O’Melinn said she was particularly pleased to see safety recommendations such as providing more education to cyclists, and encouraging ICBC to include more information about pedestrians and cyclists in their driver training.
“We’re really looking forward to the implementation plan that will get more specific,” she noted. “And I’m sure we’ll have lots more to say at that point, when they’re starting to talk about the specific actions that will be put in place.”
Council also heard from some speakers who were opposed to plans to expand bike infrastructure. Fedrico Fuoco of the Commercial Drive Business Improvement Association spoke out against the potential for a bike lane along Commercial Drive, citing a concern for sufficient parking to support businesses in the area.
Staff noted that specific actions in the plan will come back to council before implementation.

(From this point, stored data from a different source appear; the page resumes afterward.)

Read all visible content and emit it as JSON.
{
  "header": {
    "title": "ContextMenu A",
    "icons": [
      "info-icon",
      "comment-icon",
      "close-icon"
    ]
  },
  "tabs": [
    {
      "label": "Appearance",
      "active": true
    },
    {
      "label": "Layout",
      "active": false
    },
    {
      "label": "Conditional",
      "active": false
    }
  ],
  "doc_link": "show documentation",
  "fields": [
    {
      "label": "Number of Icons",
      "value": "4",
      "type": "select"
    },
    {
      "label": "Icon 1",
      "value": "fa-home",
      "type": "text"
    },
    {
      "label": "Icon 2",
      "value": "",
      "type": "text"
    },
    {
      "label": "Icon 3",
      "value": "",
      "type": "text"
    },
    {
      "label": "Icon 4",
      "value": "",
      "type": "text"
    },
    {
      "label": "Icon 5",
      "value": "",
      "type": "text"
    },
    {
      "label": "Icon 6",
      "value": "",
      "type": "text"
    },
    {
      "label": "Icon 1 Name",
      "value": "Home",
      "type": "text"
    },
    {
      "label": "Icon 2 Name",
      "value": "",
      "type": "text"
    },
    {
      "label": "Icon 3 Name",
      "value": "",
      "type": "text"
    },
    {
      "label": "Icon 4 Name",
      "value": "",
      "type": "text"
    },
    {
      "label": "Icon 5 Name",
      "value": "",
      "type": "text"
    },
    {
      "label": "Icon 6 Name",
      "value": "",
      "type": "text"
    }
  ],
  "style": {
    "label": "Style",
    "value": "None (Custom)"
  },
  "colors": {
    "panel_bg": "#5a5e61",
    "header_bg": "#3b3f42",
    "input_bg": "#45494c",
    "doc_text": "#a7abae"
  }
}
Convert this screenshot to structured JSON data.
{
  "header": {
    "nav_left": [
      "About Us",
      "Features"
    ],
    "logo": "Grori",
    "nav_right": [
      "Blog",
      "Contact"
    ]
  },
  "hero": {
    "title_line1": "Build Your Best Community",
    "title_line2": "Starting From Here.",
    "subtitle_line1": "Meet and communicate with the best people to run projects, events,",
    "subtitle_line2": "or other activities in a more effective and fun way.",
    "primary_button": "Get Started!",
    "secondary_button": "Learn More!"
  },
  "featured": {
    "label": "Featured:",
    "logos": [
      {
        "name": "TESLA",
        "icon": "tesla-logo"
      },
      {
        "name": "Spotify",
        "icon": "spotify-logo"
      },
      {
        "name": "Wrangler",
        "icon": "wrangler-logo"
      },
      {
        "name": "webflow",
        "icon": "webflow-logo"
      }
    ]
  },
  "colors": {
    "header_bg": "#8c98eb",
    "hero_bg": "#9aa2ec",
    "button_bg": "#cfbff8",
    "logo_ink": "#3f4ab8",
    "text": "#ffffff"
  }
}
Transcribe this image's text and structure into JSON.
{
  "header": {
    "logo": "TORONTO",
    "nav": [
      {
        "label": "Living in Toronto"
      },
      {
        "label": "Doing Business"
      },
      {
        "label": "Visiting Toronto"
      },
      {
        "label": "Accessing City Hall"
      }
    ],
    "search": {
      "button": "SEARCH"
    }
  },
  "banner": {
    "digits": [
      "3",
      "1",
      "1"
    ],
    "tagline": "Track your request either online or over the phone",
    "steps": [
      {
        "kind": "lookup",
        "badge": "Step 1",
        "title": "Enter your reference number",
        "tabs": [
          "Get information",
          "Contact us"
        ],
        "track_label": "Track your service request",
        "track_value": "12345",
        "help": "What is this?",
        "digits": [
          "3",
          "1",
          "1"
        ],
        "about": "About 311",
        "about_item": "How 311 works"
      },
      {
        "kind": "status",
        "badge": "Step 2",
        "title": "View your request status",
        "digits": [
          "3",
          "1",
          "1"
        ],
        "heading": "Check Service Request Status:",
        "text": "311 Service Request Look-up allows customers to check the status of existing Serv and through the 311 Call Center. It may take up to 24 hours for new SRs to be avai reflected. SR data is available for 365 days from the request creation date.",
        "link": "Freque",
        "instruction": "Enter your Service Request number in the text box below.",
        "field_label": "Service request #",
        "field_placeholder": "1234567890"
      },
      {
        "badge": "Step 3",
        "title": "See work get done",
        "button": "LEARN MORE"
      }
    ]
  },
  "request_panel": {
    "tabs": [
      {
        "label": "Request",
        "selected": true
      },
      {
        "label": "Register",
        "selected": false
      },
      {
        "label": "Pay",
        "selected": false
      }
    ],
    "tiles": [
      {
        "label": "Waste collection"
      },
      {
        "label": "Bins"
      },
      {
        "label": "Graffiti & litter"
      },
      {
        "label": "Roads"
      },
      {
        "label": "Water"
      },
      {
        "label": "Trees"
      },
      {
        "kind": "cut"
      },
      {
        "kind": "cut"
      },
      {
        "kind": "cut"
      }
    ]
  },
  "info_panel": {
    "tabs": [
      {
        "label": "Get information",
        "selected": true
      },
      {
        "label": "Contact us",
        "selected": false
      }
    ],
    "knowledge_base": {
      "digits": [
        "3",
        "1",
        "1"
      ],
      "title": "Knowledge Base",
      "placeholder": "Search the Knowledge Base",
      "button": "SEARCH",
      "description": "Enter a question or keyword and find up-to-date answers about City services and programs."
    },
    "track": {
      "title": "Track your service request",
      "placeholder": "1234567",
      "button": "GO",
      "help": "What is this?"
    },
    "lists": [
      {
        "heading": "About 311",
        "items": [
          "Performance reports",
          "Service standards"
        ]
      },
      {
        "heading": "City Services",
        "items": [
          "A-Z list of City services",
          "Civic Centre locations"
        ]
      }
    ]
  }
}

Other elements in the strategy approved today include a focus on supporting higher densities near transit stations, car-sharing, addressing gaps in the pedestrian network, and improving cycling integration with transit.
Through a series of additional recommendations approved by council today, staff were instructed to report back by February 2013 with options for consultation on the creation of public plazas throughout the city. Staff were also asked to come back by Spring 2013 with information on progress made to address immediate safety issues for pedestrians and cyclists.
According to the city, over 18,000 residents were included in a public consultation process on the transportation plan over the last two years.